My husband and I were also happier by the day as we returned to normal rhythms, leaving the fog of sleepless nights behind. But despite her agreeable disposition, Natalie’s skin was far from normal. Angry red patches erupted on her once perfect complexion; now, rough, scaly patches covered her legs and arms.
Though I desperately wanted her eczema to go away, our pediatrician’s solution shocked me in its severity. “You need to eliminate dairy from your diet,” she stated emphatically. “And since it’s impossible to know which dairy protein she’s sensitive to, you’ll need to cut all of it out.”
My head reeled from that pronouncement; I Internet-searched, sighed, mumbled, and even cried a little. (Yes, I love cream in my coffee that much.) Because your body can take weeks to process dairy, the challenge before me was daunting. There would be no sneaking a bite or two of ice cream, no simply “reducing my dairy intake”—I was purging my system of an entire food group.

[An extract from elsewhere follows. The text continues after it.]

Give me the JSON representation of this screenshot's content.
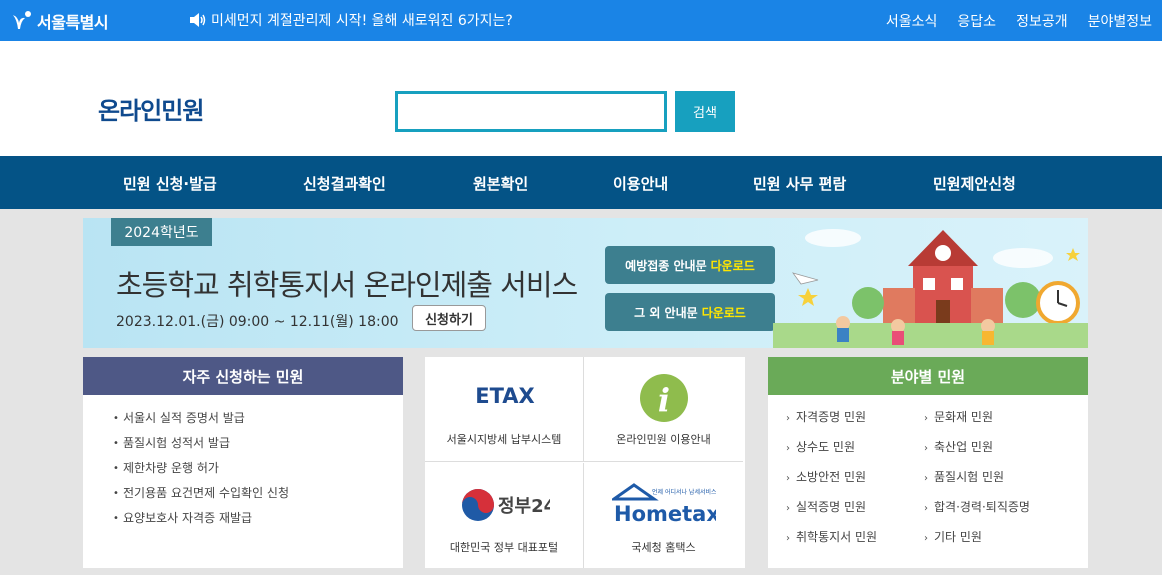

The very definition of a purge is to “expel something completely” and without exception.
In Deuteronomy 19, the Israelites are given a similarly strict, unequivocal instruction themselves as they prepare to settle into a more established way of life in the promised land. But their instruction wasn’t to purge an allergen from their diets. At the end of this chapter, they are told they “must purge the evil” from among them (v.19). This same command is also employed in verse 13.
Here the Lord gave the nation of Israel a directive that required they take a serious stance on the existence of evil. To do this, they had to submit to God as their ultimate authority. Verse 17 explains the deliberations in this way: “The two people in the dispute are to stand in the presence of the LORD before the priests and judges in authority at that time.”
Living in the presence of the Lord changes us and our allegiances. Rather than show pity or rationalization toward sinful behavior, we are to live in joyful obedience to the Lord, leaving sin behind—in doing so, “[we] will prosper” in the presence of and in relationship with our God (v.13).
“No discipline seems enjoyable at the time, but painful. Later on, however, it yields the peaceful fruit of righteousness to those who have been trained by it” (Hebrews 12:11). Obedience to the Lord requires unequivocal commitment and a total rejection of sin; those who belong to God are called to cut sin out of our lives as we pursue holiness instead (Matthew 5:48). In the Lord’s goodness, wisdom, and sovereignty, He calls those who follow Him to live lives of fair treatment of others and right action.